14. A method for deteriming the trigger mechanism of a given reaction comprising the steps of

(a) aligning a protein sequence of an enzyme with other proteins and determining by homology the general class of the enzyme;

(b) performing biochemical assays to determine the reaction performed by the enzyme,

(c) performing site-directed mutagenesis of conserved amino acids and determining if the mutated residues act in the reaction mechanism;

(d) determining the mechanism of catalytic action for the enzyme; and

(e) performing ab initio calculations to determine the stability of each potential interaction between each active site residue of the enzyme and a chemical moiety of one or more substrates of said enzyme.

15. A method of designing a small molecule that interacts with the active site of a certain enzyme comprising the steps of.

(a) aligning the protein sequence of the enzyme with other proteins and determining by homology the general class of enzyme;

(b) performing biochemical assays to determine the reaction performed by the enzyme;

(d) determining the mechanism of catalytic action for the enzyme;

(e) performing ab initio calculations to determine the stability of each potential interaction between each active site residue of the enzyme and a chemical moiety of one or more substrates of said enzyme;

(f) analyzing the calculated stabilization energies, wherein the most negative energies are the most reactive species and the most positive energies are the least reactive species; and

(g) combining the chemical moieties that were calculated to be the most reactive, or the least reactive, with each corresponding catalytic residue on a compound scaffold.
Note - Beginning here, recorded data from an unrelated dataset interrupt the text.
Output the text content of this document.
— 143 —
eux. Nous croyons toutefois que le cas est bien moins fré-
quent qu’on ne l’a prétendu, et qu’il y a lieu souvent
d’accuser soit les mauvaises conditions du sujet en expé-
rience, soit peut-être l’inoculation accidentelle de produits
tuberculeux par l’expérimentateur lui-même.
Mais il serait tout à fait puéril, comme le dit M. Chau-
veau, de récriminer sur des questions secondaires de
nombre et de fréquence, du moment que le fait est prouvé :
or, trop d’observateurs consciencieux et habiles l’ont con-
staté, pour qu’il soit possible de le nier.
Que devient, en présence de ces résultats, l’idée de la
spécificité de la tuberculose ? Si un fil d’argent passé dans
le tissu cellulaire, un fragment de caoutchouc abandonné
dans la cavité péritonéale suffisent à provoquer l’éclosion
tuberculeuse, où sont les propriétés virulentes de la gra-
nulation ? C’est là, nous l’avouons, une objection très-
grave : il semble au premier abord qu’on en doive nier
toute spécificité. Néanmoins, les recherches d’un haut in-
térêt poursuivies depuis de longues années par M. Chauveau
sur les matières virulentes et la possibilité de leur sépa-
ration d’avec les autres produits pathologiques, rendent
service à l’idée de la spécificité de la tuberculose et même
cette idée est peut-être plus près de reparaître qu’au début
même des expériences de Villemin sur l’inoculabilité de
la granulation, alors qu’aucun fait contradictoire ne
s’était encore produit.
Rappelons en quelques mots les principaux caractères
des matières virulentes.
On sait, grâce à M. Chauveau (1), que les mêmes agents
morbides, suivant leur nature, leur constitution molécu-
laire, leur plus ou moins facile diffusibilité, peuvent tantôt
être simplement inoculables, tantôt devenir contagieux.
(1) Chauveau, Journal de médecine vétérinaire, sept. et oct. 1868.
16. A molecule that can inhibit a given reaction wherein said molecule is designed from the methodology in claim 15.

17. A molecule that can enhance the probability of a given reaction occuring wherein said molecule is designed from the methodology in claim 15.

18. A molecule comprising a minimum quantity of atoms that function as a trigger mechanism for a given reaction wherein said molecule is designed from the methodology in claim 15.

19. A molecule comprising a minimal quantity of atoms to inhibit the activation of telomerase wherein said molecule comprises a poor leaving group.

20. A molecule comprising a minimal quantity of atoms to inhibit the activation of mycothiol s-conjugate amidase wherein said molecule comprises a poor leaving group.